Pi.dev, Hermes and all the other I have seen do not do even half of the things I have enumerated above - not at least out of the box.
> I really don't mean to discourage anyone but I find that making your own harness is pretty complex process. We where very naive when we started, thinking this is just a loop, but then it turned out it has all kinds of nuances, edge-cases, things to be considered, etc.
I'd be interested in your harness if its open source, please share some more resources
> Pi.dev, Hermes and all the other I have seen do not do even half of the things I have enumerated above - not at least out of the box.
Interesting that they don't do these things out of the box, do you still have some ideal setup then though? Like Pi.dev + X/Y/Z thing which can make things work close enough to ideal.
Because although our conversation is interesting, I feel like I am unable to take any enforcable action and I might default back to opencode. So I would love if you could talk more about it.
I am not saying that they do not work.
What I am saying is that they do not handle many things that we handle internally and yes our code is not open source so I have the luxury to compare notes without revealing much how we do things... sorry about this.

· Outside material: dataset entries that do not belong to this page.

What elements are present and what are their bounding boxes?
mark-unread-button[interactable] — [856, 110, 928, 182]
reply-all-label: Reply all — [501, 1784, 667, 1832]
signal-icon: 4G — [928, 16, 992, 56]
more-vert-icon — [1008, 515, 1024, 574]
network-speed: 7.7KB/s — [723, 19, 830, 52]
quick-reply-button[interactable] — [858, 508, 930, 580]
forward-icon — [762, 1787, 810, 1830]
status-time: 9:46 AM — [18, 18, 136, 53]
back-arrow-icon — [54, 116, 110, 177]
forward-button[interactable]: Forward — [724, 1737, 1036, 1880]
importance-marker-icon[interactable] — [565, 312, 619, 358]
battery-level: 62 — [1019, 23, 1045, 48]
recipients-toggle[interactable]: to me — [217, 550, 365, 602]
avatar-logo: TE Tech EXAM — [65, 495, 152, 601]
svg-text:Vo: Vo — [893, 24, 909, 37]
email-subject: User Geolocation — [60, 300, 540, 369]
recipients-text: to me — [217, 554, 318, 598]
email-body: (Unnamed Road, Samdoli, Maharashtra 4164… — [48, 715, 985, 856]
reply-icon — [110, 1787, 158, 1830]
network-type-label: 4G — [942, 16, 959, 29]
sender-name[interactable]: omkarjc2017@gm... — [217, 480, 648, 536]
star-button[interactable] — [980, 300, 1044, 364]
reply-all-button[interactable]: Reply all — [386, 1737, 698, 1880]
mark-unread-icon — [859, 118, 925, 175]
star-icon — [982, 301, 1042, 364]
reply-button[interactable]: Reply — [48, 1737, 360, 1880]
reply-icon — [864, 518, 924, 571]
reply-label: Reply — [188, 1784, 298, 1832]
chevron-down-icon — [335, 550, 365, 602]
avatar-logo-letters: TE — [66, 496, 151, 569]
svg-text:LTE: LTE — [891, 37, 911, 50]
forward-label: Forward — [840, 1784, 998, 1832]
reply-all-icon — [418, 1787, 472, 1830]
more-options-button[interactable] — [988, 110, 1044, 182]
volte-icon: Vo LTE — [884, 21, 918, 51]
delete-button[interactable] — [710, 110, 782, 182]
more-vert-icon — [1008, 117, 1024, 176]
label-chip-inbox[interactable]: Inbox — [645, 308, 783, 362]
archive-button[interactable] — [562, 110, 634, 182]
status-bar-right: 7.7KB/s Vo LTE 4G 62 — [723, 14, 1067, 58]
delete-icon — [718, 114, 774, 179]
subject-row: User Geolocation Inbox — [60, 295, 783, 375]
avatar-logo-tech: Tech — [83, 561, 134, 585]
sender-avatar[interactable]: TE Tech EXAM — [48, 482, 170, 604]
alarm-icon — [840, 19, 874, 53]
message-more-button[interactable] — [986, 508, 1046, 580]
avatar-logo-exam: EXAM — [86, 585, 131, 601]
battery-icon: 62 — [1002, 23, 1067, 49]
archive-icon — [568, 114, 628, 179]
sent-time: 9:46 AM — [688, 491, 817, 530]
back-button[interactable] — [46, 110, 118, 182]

The reason opencode and pi.dev are not handling a lot of the edge-cases is because they are primarily designed to run in a constraint mode with some level of human intervention assumed and while you can certainly make them run in yolo mode I don't believe this is most of their usage. OpenClaw is like that but then look at the code behind it - it is enormous. Most of it is mysterious to me.
Our tool is my bio. But for open source opencode and pi.dev are the best and most widely used.
Personally I prefer my harness to be open source. So Opencode/pi.dev seem the best for me.
I suppose that as your original comment mentioned Kimi being a nice model with a good harness, My personal opinion suggests for me saying that Kimi with opencode might make it competent model too. Although currently I just use the model provided by default on opencode and I have found it to be competent for small codebases itself, although you definitely have to ask it to git/jj.
The Opencode default model consensus seems to be GLM 4.6 and Kimi 2.6 is definitely much more competent model
I think that tools like Opencode might continue getting better too given its open nature if/as the harness itself turns out to be the most valued piece for a model's competence as you suggested, so I am betting on Opencode and I really appreciated this discussion we had as It was great to know insider insights and I wish you good luck for your product!